For the cholesterol-uptake, cells were incubated for 2 h at 37°C with 2 mM radioisotopically labelled cholesterol ([4-14C]-cholesterol, 0.1 mCi/ml, American Radiolabeled Chemicals Inc., St. Louis, MO, USA) dissolved in MEM plus 2% FBS as previously described [25, 26] with or without the following test substances: 0.04 mg/ml ezetimibe (Santa Cruz Biotechnology Inc., Heidelberg, Germany), 5 mg/ml albumin (Sigma-Aldrich), 0.6 mg/ml lupin conglutin γ or 0.18 mg/ml sodium phytate (Sigma-Aldrich). The ezetimibe concentration which we used for the incubation study ranged in the upper concentration levels of ezetimibe used in other cell culture experiments [27, 28]. Prior to the incubation, the cells were washed twice with HEPES buffer (25 mM HEPES/Tris (pH 7.5), 140 mM NaCl, 5.4 mM KCl, 1.8 mM CaCl2, 0.8 mM MgSO4, 5 mM glucose, 37°C). After the incubation, the cells were quickly washed twice with phosphate buffered saline (37°C) containing 1% bovine serum albumin and four times with ice-cold HEPES buffer. Finally, cells were dissolved in radioimmunoprecipitation assay (RIPA) buffer (50 mM Tris/HCl (pH 8.0), 150 mM NaCl, 1% Triton X-100 (w/v), 0.5% sodium deoxycholate (w/v), 0.1% sodium dodecyl sulfate (w/v)) and the amount of absorbed radiolabelled cholesterol was determined by liquid scintillation spectrometry (Liquid Scintillation Analyser Tri-Carb 2800 TR, Perkin Elmer, Rodgau, Germany). Protein concentration was measured using BC assay (Uptima, Interchim, Montlucon, France). Data are expressed as pmol of cholesterol per mg of cell protein.

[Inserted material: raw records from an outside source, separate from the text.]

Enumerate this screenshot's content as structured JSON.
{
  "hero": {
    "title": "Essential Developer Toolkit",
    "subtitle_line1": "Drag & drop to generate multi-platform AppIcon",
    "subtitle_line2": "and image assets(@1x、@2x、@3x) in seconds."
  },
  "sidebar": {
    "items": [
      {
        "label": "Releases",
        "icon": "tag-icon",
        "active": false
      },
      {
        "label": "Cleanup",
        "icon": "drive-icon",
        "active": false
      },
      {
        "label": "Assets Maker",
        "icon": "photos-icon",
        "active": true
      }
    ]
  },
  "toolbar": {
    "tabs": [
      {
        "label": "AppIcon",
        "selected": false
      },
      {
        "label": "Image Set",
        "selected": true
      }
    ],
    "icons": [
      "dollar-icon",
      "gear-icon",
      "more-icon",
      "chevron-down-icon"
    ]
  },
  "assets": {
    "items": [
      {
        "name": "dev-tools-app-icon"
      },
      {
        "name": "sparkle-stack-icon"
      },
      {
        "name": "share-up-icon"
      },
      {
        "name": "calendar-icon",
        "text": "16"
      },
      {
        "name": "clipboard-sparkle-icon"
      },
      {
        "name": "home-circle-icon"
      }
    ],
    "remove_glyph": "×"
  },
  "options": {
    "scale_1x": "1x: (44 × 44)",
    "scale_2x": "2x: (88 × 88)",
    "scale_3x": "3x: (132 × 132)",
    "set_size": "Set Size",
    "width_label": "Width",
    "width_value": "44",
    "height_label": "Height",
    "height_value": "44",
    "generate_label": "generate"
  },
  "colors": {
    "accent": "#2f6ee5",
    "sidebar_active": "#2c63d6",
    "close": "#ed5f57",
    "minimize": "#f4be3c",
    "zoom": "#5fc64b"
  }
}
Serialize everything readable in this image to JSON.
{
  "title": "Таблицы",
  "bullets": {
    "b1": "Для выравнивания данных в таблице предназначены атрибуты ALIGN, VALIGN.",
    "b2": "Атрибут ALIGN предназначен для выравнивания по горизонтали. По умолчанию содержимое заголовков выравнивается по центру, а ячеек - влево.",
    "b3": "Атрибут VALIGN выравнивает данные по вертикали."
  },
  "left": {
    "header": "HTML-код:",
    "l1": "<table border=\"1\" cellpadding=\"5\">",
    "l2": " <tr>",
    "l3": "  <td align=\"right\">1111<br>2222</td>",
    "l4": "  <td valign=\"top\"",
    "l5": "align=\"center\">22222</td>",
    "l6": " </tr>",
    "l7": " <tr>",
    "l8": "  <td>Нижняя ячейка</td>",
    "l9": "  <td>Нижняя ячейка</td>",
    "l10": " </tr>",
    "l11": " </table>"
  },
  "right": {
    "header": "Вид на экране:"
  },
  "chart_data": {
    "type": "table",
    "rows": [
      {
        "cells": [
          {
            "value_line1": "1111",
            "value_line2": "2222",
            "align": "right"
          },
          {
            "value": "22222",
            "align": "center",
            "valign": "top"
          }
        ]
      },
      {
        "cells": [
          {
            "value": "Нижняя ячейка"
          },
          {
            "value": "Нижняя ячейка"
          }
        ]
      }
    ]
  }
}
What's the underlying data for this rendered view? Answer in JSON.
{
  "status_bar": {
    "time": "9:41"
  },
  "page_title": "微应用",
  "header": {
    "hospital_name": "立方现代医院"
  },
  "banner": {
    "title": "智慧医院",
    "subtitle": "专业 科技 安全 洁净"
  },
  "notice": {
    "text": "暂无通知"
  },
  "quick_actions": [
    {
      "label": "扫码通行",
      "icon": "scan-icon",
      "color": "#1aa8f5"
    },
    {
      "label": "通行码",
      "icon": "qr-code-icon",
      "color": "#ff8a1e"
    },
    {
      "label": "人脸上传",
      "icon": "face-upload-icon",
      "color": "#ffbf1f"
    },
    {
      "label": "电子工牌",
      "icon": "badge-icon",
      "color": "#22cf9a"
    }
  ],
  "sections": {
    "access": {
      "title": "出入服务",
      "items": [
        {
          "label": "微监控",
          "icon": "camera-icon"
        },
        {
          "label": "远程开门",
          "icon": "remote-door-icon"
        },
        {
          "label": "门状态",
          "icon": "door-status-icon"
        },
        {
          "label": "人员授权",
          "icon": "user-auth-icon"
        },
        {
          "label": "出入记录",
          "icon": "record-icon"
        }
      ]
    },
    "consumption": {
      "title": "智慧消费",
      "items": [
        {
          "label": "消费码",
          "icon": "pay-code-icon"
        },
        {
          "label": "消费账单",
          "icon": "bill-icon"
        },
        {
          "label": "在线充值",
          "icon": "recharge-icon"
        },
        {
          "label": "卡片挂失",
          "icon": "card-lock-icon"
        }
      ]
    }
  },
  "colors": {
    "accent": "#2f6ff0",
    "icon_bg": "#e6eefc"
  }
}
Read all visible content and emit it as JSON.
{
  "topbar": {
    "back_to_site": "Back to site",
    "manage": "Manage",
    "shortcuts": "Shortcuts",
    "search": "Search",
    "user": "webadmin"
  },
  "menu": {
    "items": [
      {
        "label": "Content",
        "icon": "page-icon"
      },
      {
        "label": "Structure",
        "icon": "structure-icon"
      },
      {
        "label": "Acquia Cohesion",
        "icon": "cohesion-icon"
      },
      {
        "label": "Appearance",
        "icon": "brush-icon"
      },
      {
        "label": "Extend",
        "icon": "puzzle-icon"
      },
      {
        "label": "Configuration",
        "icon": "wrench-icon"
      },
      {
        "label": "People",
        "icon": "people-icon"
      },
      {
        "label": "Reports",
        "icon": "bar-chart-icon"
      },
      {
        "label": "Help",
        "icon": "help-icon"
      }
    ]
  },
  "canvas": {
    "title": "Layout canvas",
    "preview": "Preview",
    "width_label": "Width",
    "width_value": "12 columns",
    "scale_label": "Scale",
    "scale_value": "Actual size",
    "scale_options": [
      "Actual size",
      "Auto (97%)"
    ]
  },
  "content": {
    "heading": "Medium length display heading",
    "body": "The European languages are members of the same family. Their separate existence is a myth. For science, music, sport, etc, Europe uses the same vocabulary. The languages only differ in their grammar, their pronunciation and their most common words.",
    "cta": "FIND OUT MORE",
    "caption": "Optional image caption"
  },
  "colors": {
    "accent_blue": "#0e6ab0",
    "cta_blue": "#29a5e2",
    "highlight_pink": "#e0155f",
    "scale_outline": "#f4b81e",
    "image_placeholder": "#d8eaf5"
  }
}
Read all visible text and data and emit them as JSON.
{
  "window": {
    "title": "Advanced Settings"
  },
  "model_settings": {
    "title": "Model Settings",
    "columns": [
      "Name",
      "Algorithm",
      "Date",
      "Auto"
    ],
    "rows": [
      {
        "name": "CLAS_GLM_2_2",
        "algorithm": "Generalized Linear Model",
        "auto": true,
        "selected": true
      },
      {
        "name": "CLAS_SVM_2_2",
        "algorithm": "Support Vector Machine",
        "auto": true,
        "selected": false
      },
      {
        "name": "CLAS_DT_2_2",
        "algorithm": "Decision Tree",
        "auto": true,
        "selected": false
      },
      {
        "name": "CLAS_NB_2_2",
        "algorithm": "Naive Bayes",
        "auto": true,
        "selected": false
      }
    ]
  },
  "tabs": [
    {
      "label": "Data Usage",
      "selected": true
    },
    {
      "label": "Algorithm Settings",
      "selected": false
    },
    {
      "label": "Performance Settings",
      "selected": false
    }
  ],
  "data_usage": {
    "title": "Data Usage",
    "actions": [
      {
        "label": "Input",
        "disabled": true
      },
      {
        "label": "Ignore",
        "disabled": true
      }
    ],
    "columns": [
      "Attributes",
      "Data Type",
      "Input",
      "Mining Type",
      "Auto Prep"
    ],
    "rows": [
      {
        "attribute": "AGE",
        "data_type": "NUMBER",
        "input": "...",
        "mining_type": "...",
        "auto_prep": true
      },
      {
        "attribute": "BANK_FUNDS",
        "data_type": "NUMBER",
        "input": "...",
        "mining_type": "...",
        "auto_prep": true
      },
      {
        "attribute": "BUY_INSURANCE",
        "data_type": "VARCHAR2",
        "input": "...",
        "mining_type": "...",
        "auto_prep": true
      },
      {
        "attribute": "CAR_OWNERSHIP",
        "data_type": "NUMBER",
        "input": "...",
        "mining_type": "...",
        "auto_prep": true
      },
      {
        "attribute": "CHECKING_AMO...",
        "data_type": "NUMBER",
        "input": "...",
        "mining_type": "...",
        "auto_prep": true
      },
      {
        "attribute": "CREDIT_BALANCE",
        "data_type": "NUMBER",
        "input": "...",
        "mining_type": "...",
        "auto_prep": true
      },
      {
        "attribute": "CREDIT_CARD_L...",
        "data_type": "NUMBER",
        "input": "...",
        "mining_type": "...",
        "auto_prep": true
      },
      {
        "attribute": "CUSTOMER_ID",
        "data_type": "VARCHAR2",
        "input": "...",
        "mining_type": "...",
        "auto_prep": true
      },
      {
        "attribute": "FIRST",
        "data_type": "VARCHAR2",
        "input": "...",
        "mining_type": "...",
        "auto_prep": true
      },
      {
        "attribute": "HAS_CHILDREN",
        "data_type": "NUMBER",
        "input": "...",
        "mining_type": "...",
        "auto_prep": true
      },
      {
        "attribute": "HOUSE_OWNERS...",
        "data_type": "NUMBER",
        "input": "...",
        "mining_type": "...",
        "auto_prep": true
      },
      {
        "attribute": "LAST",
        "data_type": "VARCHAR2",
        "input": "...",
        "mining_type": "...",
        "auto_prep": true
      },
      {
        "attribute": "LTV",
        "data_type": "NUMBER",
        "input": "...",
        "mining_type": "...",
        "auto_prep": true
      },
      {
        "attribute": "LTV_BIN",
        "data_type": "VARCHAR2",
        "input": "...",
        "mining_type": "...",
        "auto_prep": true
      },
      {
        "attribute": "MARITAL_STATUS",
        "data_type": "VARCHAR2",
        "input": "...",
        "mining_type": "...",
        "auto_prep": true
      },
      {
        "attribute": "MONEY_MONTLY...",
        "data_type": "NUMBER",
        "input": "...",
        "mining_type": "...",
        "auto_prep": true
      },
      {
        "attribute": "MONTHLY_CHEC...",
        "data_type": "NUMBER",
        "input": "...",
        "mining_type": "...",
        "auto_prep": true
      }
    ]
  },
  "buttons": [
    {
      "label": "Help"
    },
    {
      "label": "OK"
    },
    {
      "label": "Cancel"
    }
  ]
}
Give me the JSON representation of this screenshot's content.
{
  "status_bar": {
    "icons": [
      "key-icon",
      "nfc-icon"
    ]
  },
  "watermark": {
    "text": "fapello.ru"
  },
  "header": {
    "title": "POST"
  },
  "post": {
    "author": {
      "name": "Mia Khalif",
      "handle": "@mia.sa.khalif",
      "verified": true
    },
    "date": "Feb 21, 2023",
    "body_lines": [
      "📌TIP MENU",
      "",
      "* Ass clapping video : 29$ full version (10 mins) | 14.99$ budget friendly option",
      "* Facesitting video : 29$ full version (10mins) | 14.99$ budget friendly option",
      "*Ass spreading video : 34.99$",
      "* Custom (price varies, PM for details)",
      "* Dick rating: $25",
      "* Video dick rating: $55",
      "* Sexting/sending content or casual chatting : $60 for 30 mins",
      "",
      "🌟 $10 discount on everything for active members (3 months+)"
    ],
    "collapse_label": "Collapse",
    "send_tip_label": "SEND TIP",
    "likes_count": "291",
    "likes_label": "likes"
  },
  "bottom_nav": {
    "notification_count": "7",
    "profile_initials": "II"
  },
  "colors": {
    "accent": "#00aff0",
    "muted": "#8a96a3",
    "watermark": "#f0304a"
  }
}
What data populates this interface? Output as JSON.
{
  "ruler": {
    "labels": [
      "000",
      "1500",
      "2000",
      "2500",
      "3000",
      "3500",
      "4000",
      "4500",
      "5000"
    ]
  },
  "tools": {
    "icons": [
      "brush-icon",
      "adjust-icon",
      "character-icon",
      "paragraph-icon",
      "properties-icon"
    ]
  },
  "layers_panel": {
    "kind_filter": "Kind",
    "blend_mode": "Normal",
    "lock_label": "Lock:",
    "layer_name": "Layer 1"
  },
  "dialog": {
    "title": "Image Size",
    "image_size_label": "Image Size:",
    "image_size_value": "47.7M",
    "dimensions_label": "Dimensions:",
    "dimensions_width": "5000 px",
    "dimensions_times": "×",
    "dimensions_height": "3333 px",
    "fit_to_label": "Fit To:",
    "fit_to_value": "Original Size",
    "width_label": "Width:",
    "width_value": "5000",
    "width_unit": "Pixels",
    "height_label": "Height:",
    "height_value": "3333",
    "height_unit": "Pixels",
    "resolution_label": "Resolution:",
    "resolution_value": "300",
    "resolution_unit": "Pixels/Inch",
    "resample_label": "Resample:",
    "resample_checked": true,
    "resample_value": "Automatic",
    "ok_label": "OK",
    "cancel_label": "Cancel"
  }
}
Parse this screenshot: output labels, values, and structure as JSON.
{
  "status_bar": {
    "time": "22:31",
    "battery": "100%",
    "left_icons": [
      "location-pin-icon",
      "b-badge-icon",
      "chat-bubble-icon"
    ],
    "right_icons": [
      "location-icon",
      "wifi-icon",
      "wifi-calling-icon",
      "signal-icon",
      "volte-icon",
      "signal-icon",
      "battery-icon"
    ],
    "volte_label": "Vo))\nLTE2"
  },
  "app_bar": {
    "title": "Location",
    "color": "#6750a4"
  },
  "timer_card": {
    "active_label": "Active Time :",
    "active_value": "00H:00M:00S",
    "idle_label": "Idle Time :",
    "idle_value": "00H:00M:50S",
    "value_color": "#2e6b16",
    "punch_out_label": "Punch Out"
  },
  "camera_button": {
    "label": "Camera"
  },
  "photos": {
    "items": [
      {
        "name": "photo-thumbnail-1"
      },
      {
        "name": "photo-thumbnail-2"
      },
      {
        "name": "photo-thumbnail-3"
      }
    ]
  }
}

Values are expressed as means ± SD. Means of the two groups were compared by Student’s t-test using the statistic software MINITAB (Release 13, Minitab Ltd., Michigan, USA). Significances of differences between basal and final means were tested by the paired t-test. Means were considered significantly different at P < 0.05.